O imaginário humano foi sendo povoado por "uma gama imensa de mitos, cosmogonias, seres folclóricos etc. A posição e o papel da mulher em meio a este circuito acabam sendo expressos através desses mitos inscritos no imaginário" (Almeida, 1992, p.15).

A palavra “gênero” começa a ser utilizada nos anos 80 do século XX, nessa época, as investigações sobre a condição social das mulheres já apontavam uma forte desigualdade entre homens e mulheres, que tendia a aumentar conforme a classe social, raça, etnia e outras condições de vida. Essa desigualdade era e ainda é justificada, por setores conservadores religiosos, científicos e políticos, pela diferença biológica entre homens e mulheres.
Nas aulas de história aprendemos as mudanças pelas quais as sociedades passaram ao longo do tempo. A escola forma pessoas para serem cidadãs, terem consciência de seus direitos e deveres, ter capacidade de agir na esfera pública, tudo isso, como que não devemos discutir com os e as jovens estas coisas tão essenciais que permeiam todas as esferas de suas vidas?
Se a sociedade muda, e eventualmente coisas que não eram levadas em conta se tornam questões importantíssimas, deve ser do senso comum que abramos os olhos e pensemos bem antes de definirmos algo de modo muito estático. Depois de dezenas de pesquisas estatísticas que comprovam a desigualdade entre os gêneros.
O gênero, portanto, se refere a tudo aquilo que foi definido ao longo tempo e que a nossa sociedade entende como o papel, função ou comportamento esperado de alguém com base em seu sexo biológico.

Desde o lançamento de O Segundo Sexo, texto clássico da autora francesa Simone de Beauvoir, onde se lê que “não se nasce mulher; torna-se”, há a separação entre o que é natural e o que é social no ser mulher. Se quisermos acabar com um preconceito, o jeito mais próspero é acabando com a base sobre a qual ele é fundado. As mulheres são educadas para serem submissas, frágeis, para gostarem de cozinhar, para serem mães, recebem presentes cor-de-rosa desde antes de nascerem e é provável que a maioria delas acabe sendo assim mesmo.
Discussões estas que nos últimos anos têm obtido sucesso em pautar várias questões da esfera pública e puderam, portanto, alcançar um público muito maior e novato na reflexão destas questões.
Dados comprovam que ainda temos desafios a superar: as mulheres ainda ganham, em média, 68% do que os homens ganham e representam cerca de 15% dos trabalhadores domésticos com e sem carteira assinada, contra 9% de homens. Esses dados estão nesse vídeo superinteressante do IBGE sobre estatísticas de gênero.
Referências:
BEAUVOIR, Simone de. O segundo sexo. Trad. Sérgio Milliet. Rio de Janeiro: Nova Fronteira, 1980.

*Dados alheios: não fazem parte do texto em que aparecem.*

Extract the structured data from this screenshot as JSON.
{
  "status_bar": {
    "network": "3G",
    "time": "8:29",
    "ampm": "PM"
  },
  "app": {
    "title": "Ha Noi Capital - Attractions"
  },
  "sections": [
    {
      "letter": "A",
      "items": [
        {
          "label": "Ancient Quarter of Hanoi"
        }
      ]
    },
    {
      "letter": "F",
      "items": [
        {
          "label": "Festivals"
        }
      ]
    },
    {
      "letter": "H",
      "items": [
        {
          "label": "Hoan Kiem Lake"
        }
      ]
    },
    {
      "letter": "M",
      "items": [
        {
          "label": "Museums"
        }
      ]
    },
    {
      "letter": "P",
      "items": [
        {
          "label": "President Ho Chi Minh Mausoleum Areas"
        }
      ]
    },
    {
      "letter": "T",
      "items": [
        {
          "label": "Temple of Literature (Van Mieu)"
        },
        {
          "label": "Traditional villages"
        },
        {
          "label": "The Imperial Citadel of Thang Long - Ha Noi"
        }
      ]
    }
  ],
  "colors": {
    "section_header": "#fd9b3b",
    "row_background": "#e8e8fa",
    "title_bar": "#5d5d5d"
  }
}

GUEDES, Mª Eunice Figueiredo. Gênero, o que é isso? Psicologia: Ciência e Profissão, Brasília, DF, v. 15, n. 1-3, p. 4-11, 1995. Disponível em: <http://www.scielo.br/pdf/pcp/v15n1-3/02.pdf>. Acesso em: 3 fev. 2016. <http://dx.doi.org/10.1590/S1414-98931995000100002>.
GUERRA, Luiz Antônio, Sexo, gênero e sexualidade, disponível em: https://www.infoescola.com/sociologia/sexo-genero-e-sexualidade/ ALMEIDA, Maria Emília Souza. Pelo avesso da cultura: o feminino. In: Insight Psicoterapia. 1992, 17, p. 12-15.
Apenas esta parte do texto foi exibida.